Indicted Palestinian leader denies he ordered attacks

? Jailed Palestinian uprising leader Marwan Barghouti says he is a politician and did not order attacks on Israelis, but wrote Tuesday in response to questions submitted by The Associated Press that armed militias have “contributed” to the Palestinian struggle.

Barghouti, 43, said that activists imprisoned by Israel would one day lead the Palestinians apparently a hint that he considers himself a contender. Polls suggest he is the second-most popular Palestinian leader after Yasser Arafat.

Marwan Barghouti, the West Bank chief of Yasser Arafat's Fatah movement raises his handcuffed hands on the opening day of his trial at Tel Aviv District Court earlier this month. Barghouti says he did not order attacks on Israelis, but says that armed militias have contributed to the Palestinian struggle.

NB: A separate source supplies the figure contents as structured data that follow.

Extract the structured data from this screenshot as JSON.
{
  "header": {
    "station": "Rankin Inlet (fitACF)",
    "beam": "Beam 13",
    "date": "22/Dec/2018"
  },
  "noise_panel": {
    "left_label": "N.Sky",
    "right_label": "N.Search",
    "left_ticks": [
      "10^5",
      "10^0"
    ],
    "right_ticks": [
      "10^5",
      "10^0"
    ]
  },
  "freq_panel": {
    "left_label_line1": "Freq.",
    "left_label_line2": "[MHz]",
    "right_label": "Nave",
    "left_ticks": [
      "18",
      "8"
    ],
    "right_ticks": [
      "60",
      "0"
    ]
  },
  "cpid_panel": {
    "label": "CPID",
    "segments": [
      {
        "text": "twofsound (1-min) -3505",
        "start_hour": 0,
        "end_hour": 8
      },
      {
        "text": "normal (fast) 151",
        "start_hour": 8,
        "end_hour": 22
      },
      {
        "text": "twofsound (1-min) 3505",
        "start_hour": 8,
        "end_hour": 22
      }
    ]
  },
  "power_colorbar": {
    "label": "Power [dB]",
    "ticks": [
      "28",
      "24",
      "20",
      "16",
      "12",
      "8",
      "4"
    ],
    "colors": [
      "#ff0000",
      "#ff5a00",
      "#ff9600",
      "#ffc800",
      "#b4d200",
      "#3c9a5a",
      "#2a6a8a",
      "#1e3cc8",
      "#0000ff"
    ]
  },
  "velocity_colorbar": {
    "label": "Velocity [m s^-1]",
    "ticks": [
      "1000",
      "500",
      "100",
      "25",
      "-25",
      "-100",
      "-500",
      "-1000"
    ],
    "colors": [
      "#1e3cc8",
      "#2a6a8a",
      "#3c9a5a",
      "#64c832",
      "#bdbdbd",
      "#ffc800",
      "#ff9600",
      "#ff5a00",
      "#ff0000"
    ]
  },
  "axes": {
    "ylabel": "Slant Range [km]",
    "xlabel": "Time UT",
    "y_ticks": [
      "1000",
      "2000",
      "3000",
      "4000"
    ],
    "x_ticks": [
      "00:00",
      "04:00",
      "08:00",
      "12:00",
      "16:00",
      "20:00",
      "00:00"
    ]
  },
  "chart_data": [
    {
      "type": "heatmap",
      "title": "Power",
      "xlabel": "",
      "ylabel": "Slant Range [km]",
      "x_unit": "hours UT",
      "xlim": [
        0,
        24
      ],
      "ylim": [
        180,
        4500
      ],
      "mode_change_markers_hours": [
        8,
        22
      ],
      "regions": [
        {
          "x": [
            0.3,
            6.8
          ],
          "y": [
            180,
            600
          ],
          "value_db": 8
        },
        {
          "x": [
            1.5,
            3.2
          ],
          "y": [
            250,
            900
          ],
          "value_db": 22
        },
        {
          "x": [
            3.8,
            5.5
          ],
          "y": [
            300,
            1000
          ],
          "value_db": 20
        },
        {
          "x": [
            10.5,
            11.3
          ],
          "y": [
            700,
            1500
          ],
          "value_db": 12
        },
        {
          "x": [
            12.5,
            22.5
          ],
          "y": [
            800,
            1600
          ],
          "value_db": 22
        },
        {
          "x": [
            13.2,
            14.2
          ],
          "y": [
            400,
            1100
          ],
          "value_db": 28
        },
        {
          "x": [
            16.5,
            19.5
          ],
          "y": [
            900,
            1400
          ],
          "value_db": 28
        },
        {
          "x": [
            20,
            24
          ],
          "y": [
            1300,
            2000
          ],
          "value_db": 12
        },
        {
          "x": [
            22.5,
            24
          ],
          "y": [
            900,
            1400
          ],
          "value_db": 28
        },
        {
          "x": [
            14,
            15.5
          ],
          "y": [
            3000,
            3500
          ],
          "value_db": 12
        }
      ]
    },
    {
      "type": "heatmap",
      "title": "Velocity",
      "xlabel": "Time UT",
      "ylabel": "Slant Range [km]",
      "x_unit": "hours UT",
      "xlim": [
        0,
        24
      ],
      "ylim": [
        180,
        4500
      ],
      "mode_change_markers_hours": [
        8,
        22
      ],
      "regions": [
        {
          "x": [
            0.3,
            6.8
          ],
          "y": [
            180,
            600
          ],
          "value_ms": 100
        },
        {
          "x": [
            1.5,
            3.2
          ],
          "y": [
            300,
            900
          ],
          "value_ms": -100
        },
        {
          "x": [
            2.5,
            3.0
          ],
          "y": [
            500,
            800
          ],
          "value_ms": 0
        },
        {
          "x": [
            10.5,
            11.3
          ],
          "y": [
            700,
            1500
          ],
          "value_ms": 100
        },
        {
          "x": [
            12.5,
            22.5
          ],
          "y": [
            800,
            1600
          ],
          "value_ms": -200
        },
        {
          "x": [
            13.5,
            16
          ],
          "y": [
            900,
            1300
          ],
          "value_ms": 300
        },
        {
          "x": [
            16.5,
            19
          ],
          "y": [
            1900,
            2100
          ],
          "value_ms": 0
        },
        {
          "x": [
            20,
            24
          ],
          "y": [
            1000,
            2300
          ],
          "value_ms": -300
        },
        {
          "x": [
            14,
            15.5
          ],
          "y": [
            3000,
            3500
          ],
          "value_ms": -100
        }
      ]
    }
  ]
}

Barghouti insists he isn’t a terrorist, as Israel has charged. “I didn’t participate in or give any orders to carry out military operations,” Barghouti said in his four-page response, written in Arabic script and handed to one of his lawyers, Khader Shkirat.

Israel accuses Barghouti of orchestrating more than three dozen terror attacks in the past two years. He was indicted last week in Tel Aviv District Court on charges of murder, attempted murder and involvement in terror organizations. In the courtroom, filled with reporters before the hearing, he raised his cuffed hands in the air and shouted triumphantly that “the intefadeh (Palestinian uprising) will be victorious.”

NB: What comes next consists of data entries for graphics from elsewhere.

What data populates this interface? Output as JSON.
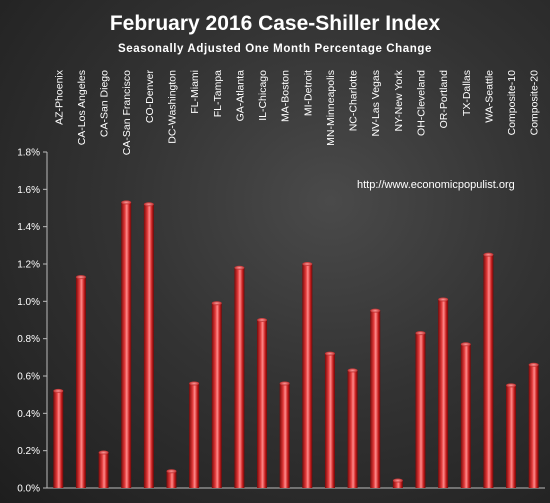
{
  "chart_data": {
    "type": "bar",
    "title": "February 2016 Case-Shiller Index",
    "subtitle": "Seasonally Adjusted One Month Percentage Change",
    "annotation": "http://www.economicpopulist.org",
    "categories": [
      "AZ-Phoenix",
      "CA-Los Angeles",
      "CA-San Diego",
      "CA-San Francisco",
      "CO-Denver",
      "DC-Washington",
      "FL-Miami",
      "FL-Tampa",
      "GA-Atlanta",
      "IL-Chicago",
      "MA-Boston",
      "MI-Detroit",
      "MN-Minneapolis",
      "NC-Charlotte",
      "NV-Las Vegas",
      "NY-New York",
      "OH-Cleveland",
      "OR-Portland",
      "TX-Dallas",
      "WA-Seattle",
      "Composite-10",
      "Composite-20"
    ],
    "values": [
      0.52,
      1.13,
      0.19,
      1.53,
      1.52,
      0.09,
      0.56,
      0.99,
      1.18,
      0.9,
      0.56,
      1.2,
      0.72,
      0.63,
      0.95,
      0.04,
      0.83,
      1.01,
      0.77,
      1.25,
      0.55,
      0.66
    ],
    "ylim": [
      0,
      1.8
    ],
    "yticks": [
      0.0,
      0.2,
      0.4,
      0.6,
      0.8,
      1.0,
      1.2,
      1.4,
      1.6,
      1.8
    ],
    "ytick_labels": [
      "0.0%",
      "0.2%",
      "0.4%",
      "0.6%",
      "0.8%",
      "1.0%",
      "1.2%",
      "1.4%",
      "1.6%",
      "1.8%"
    ],
    "grid": false,
    "colors": {
      "bar_dark": "#7a0a0a",
      "bar_mid": "#e23a3a",
      "bar_light": "#ff8a8a",
      "axis": "#bbbbbb",
      "text": "#ffffff"
    }
  }
}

Barghouti was arrested by Israeli troops on April 15 while having lunch at a friend’s house in the West Bank town of Ramallah. He was interrogated for three months, then transferred to Haderim Prison near the Israeli coastal town of Netanya.

Barghouti was expelled from the West Bank by Israel in 1988 as an organizer of the first uprising, and returned in 1994, as part of interim peace deals. Upon his return, he became West Bank chief of Arafat’s Fatah movement and in 1996 was elected to the Palestinian parliament.

With the outbreak of Israeli-Palestinian fighting in September 2000, after the collapse of peace talks, Barghouti became a fixture at Palestinian protests, leading crowds of stone-throwers toward Israeli army positions. Often, gunmen also joined the clashes, though Barghouti usually withdrew from the marches by the time firefights erupted.

Shortly after the outbreak of fighting, Fatah gunmen formed the Al Aqsa Martyrs’ Brigade, a militia that has since carried out scores of shooting attacks and several suicide bombings. Israeli security officials say Barghouti gradually was drawn into direct involvement in attacks, first defending them, then funneling money to militants, and finally orchestrating them.

While denying direct involvement, he praised the militia, writing that “the Al Aqsa Brigade contributed to the Palestinian resistance to occupation.” At another point, he stated, “I am with the uprising and the resistance, and I call for it, but I am not a military leader.”